Diversifying Genomes Seminar

Written by Rachel Creager

03/09/2019

Thanks to volunteer Rachel Creager for her writeup of our recent seminar!

On Friday, March 1, Rachel Sherman, a Ph.D. student at the Johns Hopkins University Center for Computational Biology, presented her work titled Diversifying Genomics: Identifying large variations in genomes of African ancestry individuals. Rachel discussed the history of the Human Genome Project and the race to produce the first full sequence of a human’s DNA. Because two organizations were racing to get publish the full genome before their competition, ~70% of the reference genome produced by the Human Genome Project is comprised of one individual.

Though humans are thought to be ~99.9% similar, the differences at the genomic level are the most interesting and important part. Therefore, when a new genomic sequence has been collected, the first step of the analysis process is to compare the DNA sequence to the reference genome. However, there are large leftover sequences that do not align to the reference genome and are thus thrown out. Rachel looked at those leftover sequences from a cohort of 900 individuals of African ancestry to see if any information could be collected from that “trash” data.
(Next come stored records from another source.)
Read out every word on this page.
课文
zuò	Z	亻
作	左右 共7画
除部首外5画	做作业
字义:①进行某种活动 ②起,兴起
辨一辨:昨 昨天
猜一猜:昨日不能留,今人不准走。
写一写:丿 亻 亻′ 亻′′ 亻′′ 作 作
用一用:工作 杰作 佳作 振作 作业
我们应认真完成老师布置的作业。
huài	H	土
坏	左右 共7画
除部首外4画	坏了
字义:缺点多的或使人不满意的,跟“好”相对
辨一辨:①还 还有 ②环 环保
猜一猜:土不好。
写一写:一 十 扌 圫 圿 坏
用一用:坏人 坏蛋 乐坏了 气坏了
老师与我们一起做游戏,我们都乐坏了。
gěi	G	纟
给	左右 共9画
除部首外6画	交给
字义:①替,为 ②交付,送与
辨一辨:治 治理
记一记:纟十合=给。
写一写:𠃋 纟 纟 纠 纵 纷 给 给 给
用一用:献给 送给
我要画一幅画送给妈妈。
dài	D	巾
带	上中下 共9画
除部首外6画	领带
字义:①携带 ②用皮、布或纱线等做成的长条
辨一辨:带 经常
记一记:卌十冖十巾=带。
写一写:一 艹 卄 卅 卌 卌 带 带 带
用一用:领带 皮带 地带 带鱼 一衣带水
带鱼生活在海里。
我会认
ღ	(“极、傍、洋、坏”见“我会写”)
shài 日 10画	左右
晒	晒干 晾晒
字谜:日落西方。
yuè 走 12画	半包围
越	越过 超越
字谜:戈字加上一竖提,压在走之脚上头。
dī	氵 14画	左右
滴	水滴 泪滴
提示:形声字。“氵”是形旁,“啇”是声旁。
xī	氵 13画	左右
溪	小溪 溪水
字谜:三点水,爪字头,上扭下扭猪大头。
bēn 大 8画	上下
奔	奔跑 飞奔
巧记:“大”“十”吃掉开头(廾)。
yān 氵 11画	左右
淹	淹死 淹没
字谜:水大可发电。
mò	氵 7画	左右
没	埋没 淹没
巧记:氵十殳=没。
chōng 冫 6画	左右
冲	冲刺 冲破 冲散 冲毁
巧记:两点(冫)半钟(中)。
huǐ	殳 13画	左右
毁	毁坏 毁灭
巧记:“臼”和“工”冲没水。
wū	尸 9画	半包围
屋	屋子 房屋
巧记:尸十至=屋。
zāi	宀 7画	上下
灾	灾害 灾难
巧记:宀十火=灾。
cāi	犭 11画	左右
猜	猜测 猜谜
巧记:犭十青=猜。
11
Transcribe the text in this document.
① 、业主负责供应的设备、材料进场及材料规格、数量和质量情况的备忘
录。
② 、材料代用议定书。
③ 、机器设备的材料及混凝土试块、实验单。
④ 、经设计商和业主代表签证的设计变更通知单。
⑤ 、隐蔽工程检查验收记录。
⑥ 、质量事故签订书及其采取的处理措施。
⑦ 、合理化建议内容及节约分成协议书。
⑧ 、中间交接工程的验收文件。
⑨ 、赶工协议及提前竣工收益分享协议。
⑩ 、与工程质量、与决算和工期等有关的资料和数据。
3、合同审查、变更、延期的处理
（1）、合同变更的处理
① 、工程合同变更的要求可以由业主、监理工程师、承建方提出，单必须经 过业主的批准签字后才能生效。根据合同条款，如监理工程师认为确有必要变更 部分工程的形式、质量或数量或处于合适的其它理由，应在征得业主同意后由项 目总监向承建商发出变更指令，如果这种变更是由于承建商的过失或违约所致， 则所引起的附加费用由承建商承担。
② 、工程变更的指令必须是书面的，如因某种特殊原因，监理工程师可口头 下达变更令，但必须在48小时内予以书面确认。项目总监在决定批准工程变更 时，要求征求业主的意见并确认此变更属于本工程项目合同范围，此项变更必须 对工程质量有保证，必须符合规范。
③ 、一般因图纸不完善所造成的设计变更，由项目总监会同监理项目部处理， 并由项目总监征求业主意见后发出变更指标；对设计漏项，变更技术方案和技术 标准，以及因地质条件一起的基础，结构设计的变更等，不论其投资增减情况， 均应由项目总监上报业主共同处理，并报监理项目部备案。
After extensive analysis to ensure that those trash samples contained true human DNA, Rachel found over 125,000 distinct DNA sequences that were at least 1,000 base pairs in length. That is over 300 million base pairs or 10% of the current reference genome! On average, each individual in the cohort had 859 of these distinct long read insertions in their genome. Rachel concluded by asking if we are really ~99.9% similar with such long insertions that are just thrown out with the trash of genomic analysis. This mind-blowing conclusion led to a lot of excellent conversation among the attendees. Rachel’s lab is currently working on generating more reference genomes, to provide a better infrastructure for analysis of novel next generation sequencing data.